De malsheid van rundvlees vertoont een grote variatie en laat vaak te wensen over. Het rijpingsproces en de malsheid worden vaak bepaald door enzymatische eiwitafbraak. De omzetting van spieren in vlees is een complex proces. Tijdens deze omzetting worden twee verschillende fasen doorlopen. De energievoorraad (glycoceen) wordt tijdens het bestervingsproces omgezet in melkzuur en dat geeft bij het geslachte dier een daling van de zuurgraad. Zijn de energievoorraden in de spier verbruikt, dan treedt de lijkstijfheid in. Dan worden de actine en myosine filamenten onverbrekelijk met elkaar verbonden. Tijdens dit stijfwordingsproces, ook wel rigor mortis genoemd, bereikt de spier een maximale taaiheid. In de tweede fase, de rijpingsfase, vindt een geleidelijke toename van de malsheid plaats. De rijping van rundvlees is volledig na ongeveer 8-14 dagen gekoelde opslag, bv 14 dagen bij 0°C of 7 dagen bij 4°C. Om verliezen te voorkomen en verdroging van de oppervlakte tegen te gaan is vacuüm verpakken erg aantrekkelijk. De toename van de malsheid is het gevolg van de afbraak van de spierstructuur door spiereigen eiwitsplitsende enzymen. Door rijpen worden eiwitstructuren (bindweefsel) in de spier afgebroken door eiwitsplitsende enzymen die na het slachten actief worden. Hierdoor wordt de rigor mortis in het vlees opgeheven en wordt het vlees malser. De mate van deze bindweefselafbraak is afhankelijk van het gehalte en de samenstelling van het bindweefsel in de betreffende spier. Dit wordt bepaald door enerzijds de functie en leeftijd van de spier en anderzijds de processen welke het karkas ondergaat na slachten.
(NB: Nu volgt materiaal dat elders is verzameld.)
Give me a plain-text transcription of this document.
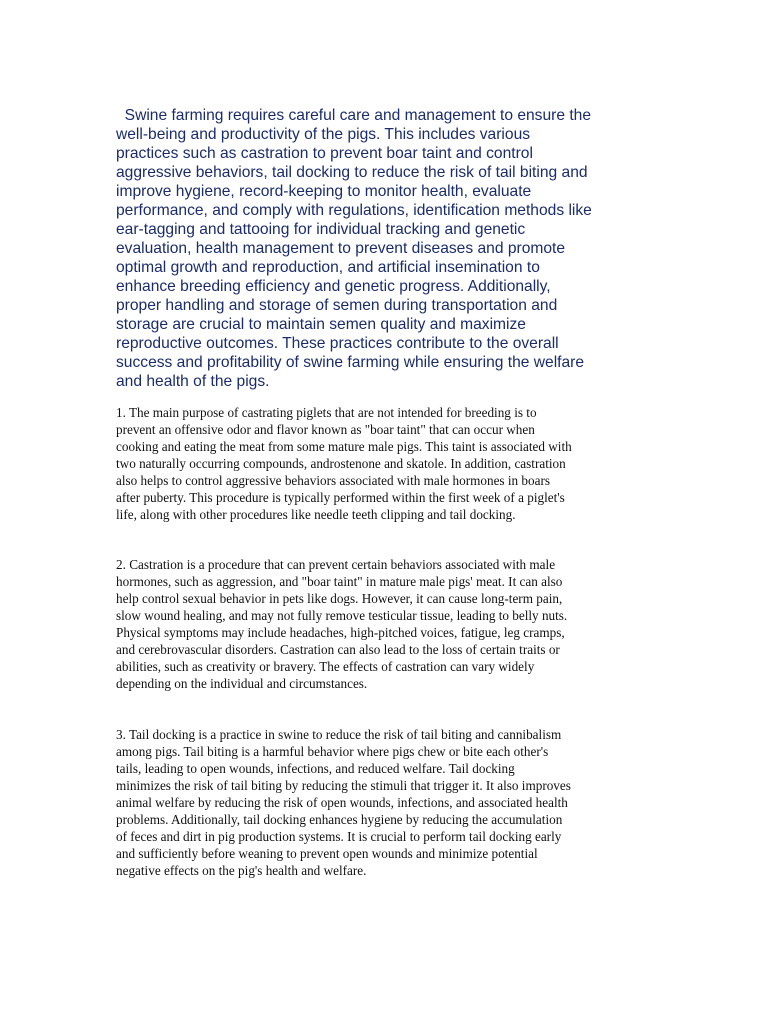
Swine farming requires careful care and management to ensure the
well-being and productivity of the pigs. This includes various
practices such as castration to prevent boar taint and control
aggressive behaviors, tail docking to reduce the risk of tail biting and
improve hygiene, record-keeping to monitor health, evaluate
performance, and comply with regulations, identification methods like
ear-tagging and tattooing for individual tracking and genetic
evaluation, health management to prevent diseases and promote
optimal growth and reproduction, and artificial insemination to
enhance breeding efficiency and genetic progress. Additionally,
proper handling and storage of semen during transportation and
storage are crucial to maintain semen quality and maximize
reproductive outcomes. These practices contribute to the overall
success and profitability of swine farming while ensuring the welfare
and health of the pigs.

1. The main purpose of castrating piglets that are not intended for breeding is to
prevent an offensive odor and flavor known as "boar taint" that can occur when
cooking and eating the meat from some mature male pigs. This taint is associated with
two naturally occurring compounds, androstenone and skatole. In addition, castration
also helps to control aggressive behaviors associated with male hormones in boars
after puberty. This procedure is typically performed within the first week of a piglet's
life, along with other procedures like needle teeth clipping and tail docking.

2. Castration is a procedure that can prevent certain behaviors associated with male
hormones, such as aggression, and "boar taint" in mature male pigs' meat. It can also
help control sexual behavior in pets like dogs. However, it can cause long-term pain,
slow wound healing, and may not fully remove testicular tissue, leading to belly nuts.
Physical symptoms may include headaches, high-pitched voices, fatigue, leg cramps,
and cerebrovascular disorders. Castration can also lead to the loss of certain traits or
abilities, such as creativity or bravery. The effects of castration can vary widely
depending on the individual and circumstances.

3. Tail docking is a practice in swine to reduce the risk of tail biting and cannibalism
among pigs. Tail biting is a harmful behavior where pigs chew or bite each other's
tails, leading to open wounds, infections, and reduced welfare. Tail docking
minimizes the risk of tail biting by reducing the stimuli that trigger it. It also improves
animal welfare by reducing the risk of open wounds, infections, and associated health
problems. Additionally, tail docking enhances hygiene by reducing the accumulation
of feces and dirt in pig production systems. It is crucial to perform tail docking early
and sufficiently before weaning to prevent open wounds and minimize potential
negative effects on the pig's health and welfare.
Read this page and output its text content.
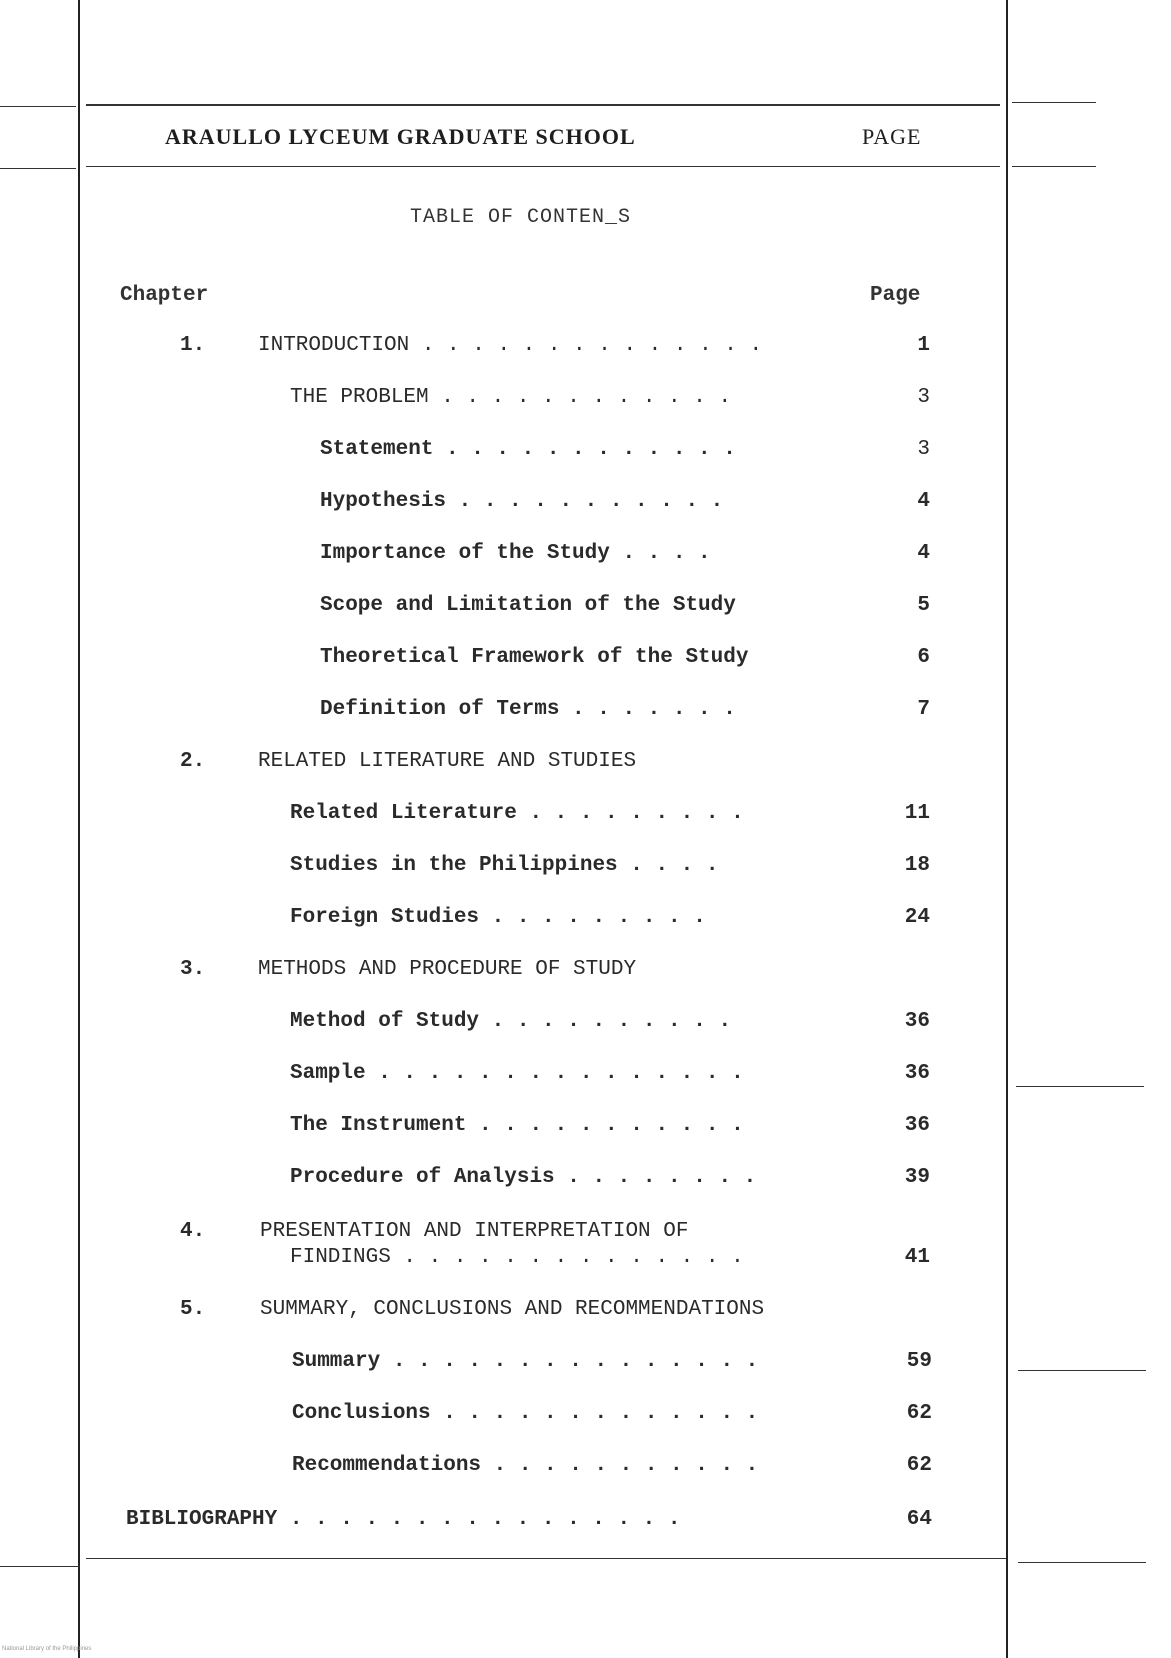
ARAULLO LYCEUM GRADUATE SCHOOL	PAGE
TABLE OF CONTEN_S
Chapter	Page
1.	INTRODUCTION . . . . . . . . . . . . . .	1
THE PROBLEM . . . . . . . . . . . .	3
Statement . . . . . . . . . . . .	3
Hypothesis . . . . . . . . . . .	4
Importance of the Study . . . .	4
Scope and Limitation of the Study	5
Theoretical Framework of the Study	6
Definition of Terms . . . . . . .	7
2.	RELATED LITERATURE AND STUDIES
Related Literature . . . . . . . . .	11
Studies in the Philippines . . . .	18
Foreign Studies . . . . . . . . .	24
3.	METHODS AND PROCEDURE OF STUDY
Method of Study . . . . . . . . . .	36
Sample . . . . . . . . . . . . . . .	36
The Instrument . . . . . . . . . . .	36
Procedure of Analysis . . . . . . . .	39
4.	PRESENTATION AND INTERPRETATION OF
FINDINGS . . . . . . . . . . . . . .	41
5.	SUMMARY, CONCLUSIONS AND RECOMMENDATIONS
Summary . . . . . . . . . . . . . . .	59
Conclusions . . . . . . . . . . . . .	62
Recommendations . . . . . . . . . . .	62
BIBLIOGRAPHY . . . . . . . . . . . . . . . .	64
National Library of the Philippines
Zo stressarm mogelijk afleveren voor slachten heeft positieve effecten op de vleeskwaliteit. Stress geeft een te snelle pH daling in de spier, bij langdurig gestreste dieren daalt de pH niet ver genoeg.
Mocht je vlees willen invriezen, dan moet het vriesproces zo vlug mogelijk verlopen. Het weefsel is opgebouwd uit cellen. Door het snel invriezen blijven de structuur en de textuur onbeschadigd en blijft alle sap in het vlees, wat bepalend is voor de smaak, de voedende waarde en de malsheid. Bij een traag invriesproces wordt juist deze weefseltextuur stukgemaakt, zodat het sap uit de cel wegloopt. Op die manier wordt het vlees droger en minder mals. Een deel van de voedingswaarde gaat verloren. Dit alles betekent dus kwaliteitsverlies.

Varkens worden normaliter niet afgehangen, maar enkele dagen afhangen kan de kwaliteit van het vlees verbeteren. Runderen worden minimaal 5 dagen afgehangen.